Recent Molecular Link Between Anxiety, Metabolism May Impact Inflammatory Response

Recent Molecular Link Between Anxiety, Metabolism May Impact Inflammatory Response

Molecular elements that link anxiety and metabolism were recently described by a group of researchers from the Hebrew University of Jerusalem. The knowledge sheds light on how anxiety and metabolism impact inflammation that can further affect chronic disorders such as Crohn’s disease via a type of microRNA with shared biological mechanisms.

Metabolic and anxiety-related disorders have been subjects of scientific research and therapeutic targeting for several decades. Links between the two have long been suspected of overlapping.

Hermona Soreq, lead researcher and a professor of the Edmond and Lily Safra Center for Brain Sciences and the Department of Biological Chemistry at the Faculty of Mathematics and Sciences, said the “connection between body and mind, between the physical and emotional” were already known. Studies show that psychological trauma affects gene activity.

“Our previous research found a link between microRNA and stressful situations — stress and anxiety generate an inflammatory response and dramatically increase the expression levels of microRNA regulators of inflammation in both the brain and the gut, for example the situation of patients with Crohn’s disease may get worse under psychological stress,” Soreq said.

For the current study the researchers added obesity to the equation.

“We revealed that some anxiety-induced microRNA are not only capable of suppressing inflammation but can also potentiate metabolic syndrome-related processes. We also found that their expression level is different in diverse tissues and cells, depending on heredity and exposure to stressful situations,” said  Soreq in a press release.

MicroRNA Regulators of Anxiety and Metabolic Disorders,” published in the journal Trends in Molecular Medicine, reports on the specific microRNA mechanisms involved in controlling regulatory networks shared by metabolic and anxiety-related conditions.

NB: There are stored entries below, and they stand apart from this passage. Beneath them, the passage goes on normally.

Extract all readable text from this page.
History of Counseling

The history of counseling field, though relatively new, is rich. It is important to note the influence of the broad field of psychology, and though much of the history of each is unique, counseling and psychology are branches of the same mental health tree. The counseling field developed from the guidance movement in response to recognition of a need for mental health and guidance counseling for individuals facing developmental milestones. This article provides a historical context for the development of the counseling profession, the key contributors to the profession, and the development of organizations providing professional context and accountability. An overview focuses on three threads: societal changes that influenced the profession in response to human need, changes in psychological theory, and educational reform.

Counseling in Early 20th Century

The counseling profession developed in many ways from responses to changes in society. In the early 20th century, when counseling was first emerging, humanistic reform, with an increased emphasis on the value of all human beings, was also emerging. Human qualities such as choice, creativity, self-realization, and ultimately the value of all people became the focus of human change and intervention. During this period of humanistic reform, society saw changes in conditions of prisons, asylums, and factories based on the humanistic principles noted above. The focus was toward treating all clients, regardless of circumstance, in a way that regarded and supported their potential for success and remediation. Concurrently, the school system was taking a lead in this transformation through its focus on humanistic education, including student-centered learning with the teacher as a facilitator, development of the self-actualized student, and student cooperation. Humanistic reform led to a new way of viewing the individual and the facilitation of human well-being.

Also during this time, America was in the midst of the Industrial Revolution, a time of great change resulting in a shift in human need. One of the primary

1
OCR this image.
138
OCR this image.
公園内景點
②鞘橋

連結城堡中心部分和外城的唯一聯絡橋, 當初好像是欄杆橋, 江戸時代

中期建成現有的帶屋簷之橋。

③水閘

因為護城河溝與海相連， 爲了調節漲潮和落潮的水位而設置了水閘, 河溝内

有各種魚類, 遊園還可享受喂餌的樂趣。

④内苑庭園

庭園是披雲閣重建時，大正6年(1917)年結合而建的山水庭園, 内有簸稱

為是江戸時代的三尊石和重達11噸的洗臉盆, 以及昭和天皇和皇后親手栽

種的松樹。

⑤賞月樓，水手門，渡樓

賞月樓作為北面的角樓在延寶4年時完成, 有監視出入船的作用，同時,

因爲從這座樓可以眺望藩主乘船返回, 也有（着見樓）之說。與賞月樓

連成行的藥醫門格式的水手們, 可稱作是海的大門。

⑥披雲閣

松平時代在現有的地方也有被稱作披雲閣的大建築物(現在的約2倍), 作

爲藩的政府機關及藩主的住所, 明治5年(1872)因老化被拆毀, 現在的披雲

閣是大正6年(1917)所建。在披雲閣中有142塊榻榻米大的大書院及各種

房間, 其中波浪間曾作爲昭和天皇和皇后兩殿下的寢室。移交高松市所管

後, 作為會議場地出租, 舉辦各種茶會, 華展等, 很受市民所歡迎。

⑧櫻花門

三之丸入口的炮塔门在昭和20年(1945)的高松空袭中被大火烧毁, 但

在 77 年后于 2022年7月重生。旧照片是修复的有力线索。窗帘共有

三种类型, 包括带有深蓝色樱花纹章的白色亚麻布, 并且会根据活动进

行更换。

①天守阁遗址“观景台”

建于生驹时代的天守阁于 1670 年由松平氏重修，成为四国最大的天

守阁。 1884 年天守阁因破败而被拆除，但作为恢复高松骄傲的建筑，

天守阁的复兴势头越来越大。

In particular, the authors detail evidence that microRNAs shown to be involved in the disorders are also regulators of acetylcholine signaling in the nervous system, and of its related molecular mechanics. This is of particular relevance because the molecular signaling systems had been previously related to anxiety-prone states and were also identified as important inflammatory suppressors.

Previously considered as “junk-DNA,” microRNAs are small RNA elements included in the human genome. They are now recognized as important regulators of proteins production and stability.

“The discovery has a diagnostic value and practical implications, because the activity of microRNAs can be manipulated by DNA-based drugs,” Soreq said. “It also offers an opportunity to reclassify ‘healthy’ and ‘unhealthy’ anxiety and metabolic-prone states, and inform putative strategies to treat these disorders.”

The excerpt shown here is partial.